# Bvi check out??



## Hansdonkersloot (Dec 20, 2011)

Even though it wasn't an issue with sunsail, i just found out I may need to do a check out with horizon yachts in the bvi where I just booked my trip. Have Asa certification 103 and about 5 days of skippering experience most of it recent. Aside of needing to do some anchoring practice and mooring practice, anybody know what I am in for?


----------



## jackdale (Dec 1, 2008)

Hansdonkersloot said:


> Even though it wasn't an issue with sunsail, i just found out I may need to do a check out with horizon yachts in the bvi where I just booked my trip. Have Asa certification 103 and about 5 days of skippering experience most of it recent. Aside of needing to do some anchoring practice and mooring practice, anybody know what I am in for?


I assume the gallery / head and other systems operation will be covered in the at dock orientation.

They may checking reefing, docking, basic sailing, perhaps some navigation (BVIs is about the easiest place on earth to navigate)


----------



## Warren460 (Mar 2, 2011)

Horizon will do a boat system checkout. Review of boat and inventory. They will also do a chart checkout.


----------



## FarCry (Apr 21, 2007)

Hansdonkersloot said:


> Even though it wasn't an issue with sunsail, i just found out I may need to do a check out with horizon yachts in the bvi where I just booked my trip. Have Asa certification 103 and about 5 days of skippering experience most of it recent. Aside of needing to do some anchoring practice and mooring practice, anybody know what I am in for?


It shouldn't be an issue to concern yourself with if you are a competent skipper, no matter what skill they ask you to demonstrate. On the other hand, if you are worried about what Horizon may ask you to do, that should be a red flag to yourself that perhaps you are not really where you need to be yet regarding your skill set.

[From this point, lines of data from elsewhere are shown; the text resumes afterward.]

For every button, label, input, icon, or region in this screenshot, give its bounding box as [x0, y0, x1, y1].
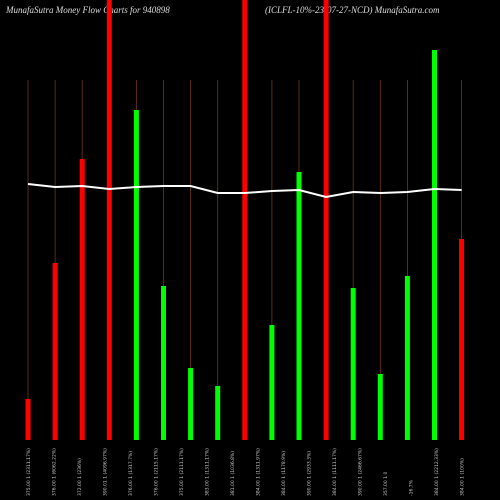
- x-tick-label: 376.00 1 (6062.22%): [52, 448, 58, 496]
- x-tick-label: 384.00 1 (1311.97%): [256, 448, 262, 496]
- bar: [404, 276, 410, 440]
- x-tick-label: 384.00 1 (1111.17%): [332, 448, 338, 496]
- bar: [350, 288, 356, 440]
- bar: [215, 386, 221, 440]
- bar: [25, 399, 31, 440]
- x-tick-label: 384.00 1 (100%): [460, 458, 466, 496]
- x-tick-label: 390.01 1 (4096.97%): [103, 448, 109, 496]
- bar: [296, 172, 302, 440]
- x-tick-label: 381.00 1 (1036.8%): [230, 451, 236, 496]
- x-tick-label: 376.00 1 (2115.17%): [154, 448, 160, 496]
- x-tick-label: 383.00 1 (1311.17%): [205, 448, 211, 496]
- money-flow-line: [27, 183, 462, 199]
- bar: [323, 0, 329, 440]
- bar: [161, 286, 166, 440]
- bar: [377, 374, 383, 440]
- bar: [106, 0, 112, 440]
- bar: [269, 325, 275, 440]
- x-tick-label: 390.00 1 (2466.67%): [358, 448, 364, 496]
- bar: [459, 239, 465, 440]
- x-tick-label: 390.00 1 (2933.3%): [307, 451, 313, 496]
- bar: [432, 50, 437, 440]
- chart-title: MunafaSutra Money Flow Charts for 940898: [5, 5, 170, 15]
- bar: [188, 368, 194, 440]
- chart-subtitle: (ICLFL-10%-23-07-27-NCD) MunafaSutra.com: [265, 5, 440, 15]
- x-tick-label: -16.7%: [409, 479, 415, 496]
- bar: [52, 263, 58, 440]
- x-tick-label: 357.00 1 0: [383, 472, 389, 496]
- bar: [242, 0, 248, 440]
- x-tick-label: 372.00 1 (236%): [77, 458, 83, 496]
- bar: [79, 159, 85, 440]
- bar: [133, 110, 139, 440]
- x-tick-label: 375.00 1 (2111.17%): [179, 448, 185, 496]
- x-tick-label: 375.00 1 (2311.17%): [26, 448, 32, 496]
- x-tick-label: 376.00 1 (1317.7%): [128, 451, 134, 496]
- x-tick-label: 384.00 1 (2212.33%): [434, 448, 440, 496]
- x-tick-label: 384.00 1 (1178.9%): [281, 451, 287, 496]
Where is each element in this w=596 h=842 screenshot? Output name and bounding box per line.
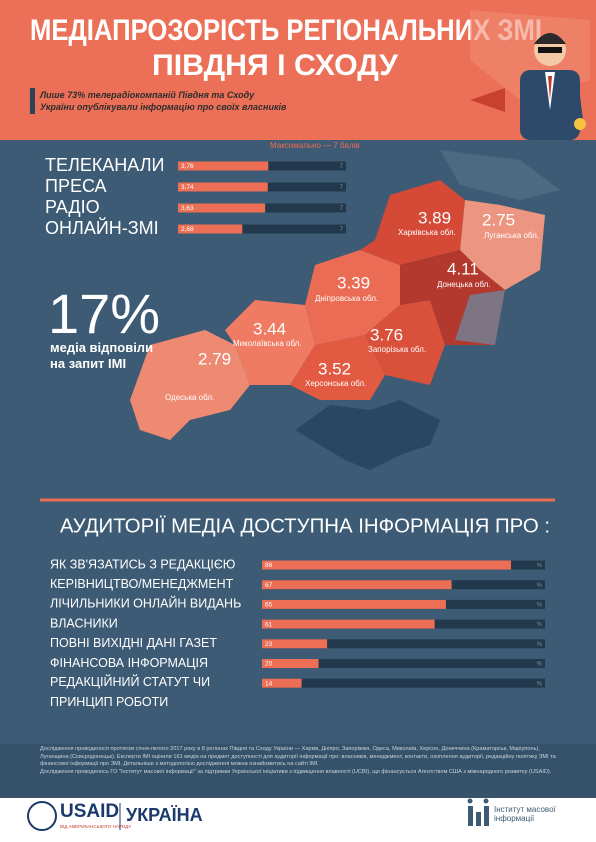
- region-name: Харківська обл.: [398, 228, 456, 237]
- bar-end-label: %: [537, 563, 543, 569]
- usaid-logo: USAID: [60, 801, 119, 822]
- region-name: Одеська обл.: [165, 393, 214, 402]
- region-name: Луганська обл.: [484, 231, 539, 240]
- region-score: 3.76: [370, 325, 403, 344]
- bar: [178, 224, 243, 234]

Look at things from the charter company's and the boat owner's perspective. They want charter guests that are able to handle the vessel safely at all times. What everyone is trying to avoid, is this video "Ode to the Credit Card Captains" - YouTube which documents what happens when people do NOT have the skills to be in command of a charter vessel are still turned loose.

Do not be afraid, embarassed or ashamed to request a skipper from Horizon for a day or two at the beginning. It may prove to be a very wise investment of less than $200.

Above all, enjoy your trip and be safe.


----------



## Hansdonkersloot (Dec 20, 2011)

Thanks all. All good points. I am checked out on a lot of boats here in sf bay with my club so I feel very ready. It's just that there are certain things we don't do such as picking up moorings, using dinghys etc. We do pick up a lot of lost hats though. So I just want to brush up on the skills I don't use as much as I tend to get rusty.


----------